June worked as a Reporting Officer’s WAVE in an office located close to the Norfolk piers where carriers, battleships and other ships dropped anchor. Her unit consisted of 140 officers and men and 48 WAVES, all under the supervision of an admiral.  Officers assigned to ships would report to her office, and she would then locate the ships and advise personnel officers on shipboard that they were coming to join the crew.  If an officer’s orders indicated he was on shore leave, she would assign him to the proper Bachelor Officer’s Quarters; if he was assigned to a ship, she would arrange transport to the ship’s location.  Many men who processed through her office had orders for Guantanamo Bay, Cuba and were flown there from the Naval Air Station in Norfolk.  She recalled that she once processed the orders of an entire Annapolis graduating class over a two day period.  Although she loved her job, Stone recalled that some officers commissioned through officer candidate schools had a tendency to “pull rank” on the WAVES. Annapolis graduates, on the other hand, universally behaved as gentlemen.

In downtown Norfolk…there were signs for ‘Sailors and Dogs to keep off the grass’.

June recalled that the civilians in Norfolk were generally unfriendly to Navy personnel, because of a tendency of some sailors to “tear up the town” on shore leave.  There was extraordinary celebration on the base with the announcement of V-E Day, as Norfolk went wild with excitement and the base band serenaded the garrison with swing music.  The announcement of the dropping of the first atomic bomb on Japan brought a similar outburst of enthusiasm, as it became apparent the war in the Pacific was ending.

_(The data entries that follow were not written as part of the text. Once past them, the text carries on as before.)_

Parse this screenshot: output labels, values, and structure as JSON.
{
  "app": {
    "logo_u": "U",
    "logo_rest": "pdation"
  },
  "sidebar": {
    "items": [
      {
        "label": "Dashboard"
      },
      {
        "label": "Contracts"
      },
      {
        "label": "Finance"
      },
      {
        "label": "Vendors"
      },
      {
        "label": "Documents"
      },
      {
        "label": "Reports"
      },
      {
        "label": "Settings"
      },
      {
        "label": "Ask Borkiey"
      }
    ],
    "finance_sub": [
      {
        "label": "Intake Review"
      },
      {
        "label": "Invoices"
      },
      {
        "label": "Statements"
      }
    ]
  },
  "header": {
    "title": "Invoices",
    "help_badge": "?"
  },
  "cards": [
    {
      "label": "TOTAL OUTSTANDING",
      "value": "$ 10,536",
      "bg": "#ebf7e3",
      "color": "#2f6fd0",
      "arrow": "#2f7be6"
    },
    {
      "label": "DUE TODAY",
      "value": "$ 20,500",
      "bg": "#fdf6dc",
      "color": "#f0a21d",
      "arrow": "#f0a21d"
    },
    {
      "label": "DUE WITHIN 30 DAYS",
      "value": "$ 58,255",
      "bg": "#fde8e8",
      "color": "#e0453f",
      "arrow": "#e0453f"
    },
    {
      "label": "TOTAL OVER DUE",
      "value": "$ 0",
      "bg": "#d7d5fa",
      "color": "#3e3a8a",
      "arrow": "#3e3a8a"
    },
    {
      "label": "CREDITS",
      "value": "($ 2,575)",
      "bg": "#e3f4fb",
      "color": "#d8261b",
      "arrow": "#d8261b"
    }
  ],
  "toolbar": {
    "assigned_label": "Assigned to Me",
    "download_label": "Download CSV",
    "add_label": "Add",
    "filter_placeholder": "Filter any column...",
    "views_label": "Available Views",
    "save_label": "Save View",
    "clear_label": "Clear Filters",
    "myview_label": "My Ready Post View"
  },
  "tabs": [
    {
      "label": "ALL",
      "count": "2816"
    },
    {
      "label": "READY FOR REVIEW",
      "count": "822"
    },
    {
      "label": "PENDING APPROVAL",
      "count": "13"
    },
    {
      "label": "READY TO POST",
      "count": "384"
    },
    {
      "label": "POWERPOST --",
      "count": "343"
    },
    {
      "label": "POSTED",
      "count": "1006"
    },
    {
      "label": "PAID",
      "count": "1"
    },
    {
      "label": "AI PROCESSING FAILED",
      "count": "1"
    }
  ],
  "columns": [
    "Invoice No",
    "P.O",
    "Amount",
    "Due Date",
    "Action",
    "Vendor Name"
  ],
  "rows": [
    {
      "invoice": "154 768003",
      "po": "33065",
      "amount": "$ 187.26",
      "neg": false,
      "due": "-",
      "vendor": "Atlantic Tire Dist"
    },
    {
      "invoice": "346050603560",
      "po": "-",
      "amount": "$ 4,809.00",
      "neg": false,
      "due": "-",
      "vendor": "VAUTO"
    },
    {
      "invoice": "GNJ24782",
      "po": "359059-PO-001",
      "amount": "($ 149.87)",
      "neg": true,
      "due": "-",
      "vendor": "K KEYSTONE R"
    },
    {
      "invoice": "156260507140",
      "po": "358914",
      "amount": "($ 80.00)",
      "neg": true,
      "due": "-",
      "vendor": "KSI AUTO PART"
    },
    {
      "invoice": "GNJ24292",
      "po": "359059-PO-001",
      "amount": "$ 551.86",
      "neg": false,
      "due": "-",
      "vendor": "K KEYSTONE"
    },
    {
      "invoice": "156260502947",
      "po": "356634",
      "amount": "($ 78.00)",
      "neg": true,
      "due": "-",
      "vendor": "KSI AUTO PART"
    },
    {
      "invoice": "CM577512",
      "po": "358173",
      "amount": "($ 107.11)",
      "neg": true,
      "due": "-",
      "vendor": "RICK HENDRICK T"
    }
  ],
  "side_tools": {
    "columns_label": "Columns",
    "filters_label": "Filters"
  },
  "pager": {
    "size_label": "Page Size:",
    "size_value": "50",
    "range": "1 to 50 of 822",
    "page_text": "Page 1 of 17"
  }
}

June was discharged from the navy in May, 1946, and awarded the American Campaign and WWII Victory Ribbons.  She subsequently married Jack Stone, who had served as a US Navy pharmacist’s mate aboard LST 603 in North Africa, Sicily and Salerno.  The couple settled in Toms River, New Jersey, where they raised four children.  Their only son, John, graduated from Toms River High School in 1965, left college after his freshman year during the Vietnam War, and enlisted in the U.S. Air Force as a Communications Specialist. He died at age 29 during the Vietnam War while at a base in South Australia.  John’s body was returned home on his parent’s twentieth wedding anniversary and buried with full military honors.  Mrs. Stone stated that her son had married a British girl at a Royal Air Force Base in England, and that they had a son.  Besides her late son, Mrs. Stone had three daughters, three grandsons, and two granddaughters at the date of her interview.

June Stone, Right

June Stone belongs to the Jersey Shore WAVES, a ninety member organization which meets on a monthly basis and on holidays.  She has served as Grand Marshall of the Toms River Memorial Day Parade.  Mrs. Stone is a Gold Star Mother, Veteran of WWII, member of American Legion Post 129, Toms River, and honorary member of the Post’s Auxiliary American Gold Star Mothers Inc., the Navy League, and WAVES National Unit #68.  She visits the New Jersey Vietnam Veterans’ memorial at Holmdel, New Jersey periodically.  During her interview she read a poem about Gold Star Mothers called “Ladies of Gold.”  She showed the interviewer several World War II era booklets advising naval personnel on adjusting to civilian life, her dog tags, newspaper articles describing her service, and postcards she has received from soldiers.

Barbara June Stone passed away on October 20, 2016.